Just like Bampton’s Salieri outing two years ago (Trionfo’s Cave) there are so many Mozartean connections, not least that Lorenzo Da Ponte partly adapted Caterino Mazzolà’s libretto and then went on to write a companion piece, The School for Lovers, which expanded similar themes. Salieri even began to set a couple of numbers from this new libretto, but let it slide, so it was taken up by Mozart for Così fan tutte. In Salieri’s earlier opera you find plenty of similarities not only with Così but also Figaro – not least that two of the Vienna cast of The School of Jealousy went on to create the roles of Figaro and Susanna.
Gray’s designs are rather neat, especially in the way his static domestic set can change wallpaper so easily between the merchant’s and the count’s houses, with the addition of metal grilles to signify the Act One finale in bedlam, and – covered in drapes of foliage – the lantern-lit wood-scape (another forerunner of Figaro) setting of the Act Two conclusion.
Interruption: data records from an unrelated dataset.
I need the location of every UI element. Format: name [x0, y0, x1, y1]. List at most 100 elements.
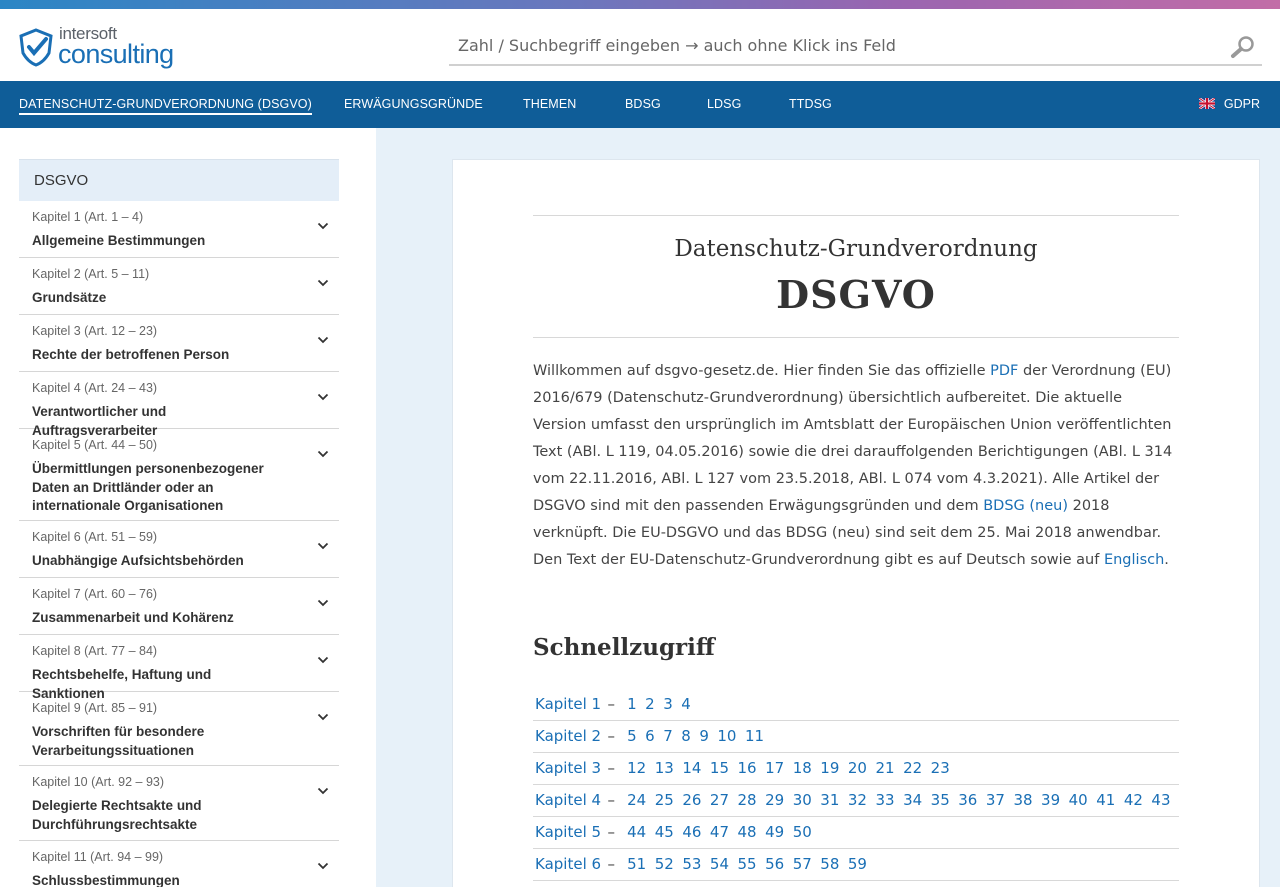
article-link[interactable]: 20: [848, 759, 867, 777]
chevron-down-icon[interactable]: [317, 599, 329, 607]
article-link[interactable]: 47: [710, 823, 729, 841]
quick-chapter-link[interactable]: Kapitel 3: [535, 759, 601, 777]
article-link[interactable]: 22: [903, 759, 922, 777]
article-link[interactable]: 41: [1096, 791, 1115, 809]
article-link[interactable]: 49: [765, 823, 784, 841]
article-link[interactable]: 1: [627, 695, 637, 713]
nav-item-ttdsg[interactable]: TTDSG: [789, 97, 832, 111]
sidebar-chapter-4[interactable]: Kapitel 4 (Art. 24 – 43) Verantwortliche…: [19, 372, 339, 438]
article-link[interactable]: 4: [681, 695, 691, 713]
nav-item-erwaegungsgruende[interactable]: ERWÄGUNGSGRÜNDE: [344, 97, 483, 111]
article-link[interactable]: 17: [765, 759, 784, 777]
article-link[interactable]: 56: [765, 855, 784, 873]
article-link[interactable]: 35: [931, 791, 950, 809]
article-link[interactable]: 38: [1013, 791, 1032, 809]
quick-chapter-link[interactable]: Kapitel 4: [535, 791, 601, 809]
article-link[interactable]: 9: [699, 727, 709, 745]
quick-chapter-link[interactable]: Kapitel 1: [535, 695, 601, 713]
chevron-down-icon[interactable]: [317, 542, 329, 550]
chevron-down-icon[interactable]: [317, 450, 329, 458]
chevron-down-icon[interactable]: [317, 279, 329, 287]
article-link[interactable]: 32: [848, 791, 867, 809]
article-link[interactable]: 18: [793, 759, 812, 777]
sidebar-chapter-1[interactable]: Kapitel 1 (Art. 1 – 4) Allgemeine Bestim…: [19, 201, 339, 258]
article-link[interactable]: 5: [627, 727, 637, 745]
article-link[interactable]: 14: [682, 759, 701, 777]
article-link[interactable]: 37: [986, 791, 1005, 809]
sidebar-chapter-10[interactable]: Kapitel 10 (Art. 92 – 93) Delegierte Rec…: [19, 766, 339, 841]
chevron-down-icon[interactable]: [317, 222, 329, 230]
quick-chapter-link[interactable]: Kapitel 6: [535, 855, 601, 873]
article-link[interactable]: 24: [627, 791, 646, 809]
search-input[interactable]: [449, 26, 1209, 64]
article-link[interactable]: 19: [820, 759, 839, 777]
article-link[interactable]: 26: [682, 791, 701, 809]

The only downside to the production’s remounting in St John’s was the placing of Chroma behind the set. While there was no deficiency in sound, I missed the interaction between Anthony Kraus and the singers.
So an important revival; nicely done, even if I found the first Act dragging a bit. Proof will be in the pudding of it getting a little more of a toe-hold in the repertoire, so we get a more balanced view of the world in which Mozart was working, but also in showing Salieri’s worth and operatic skill.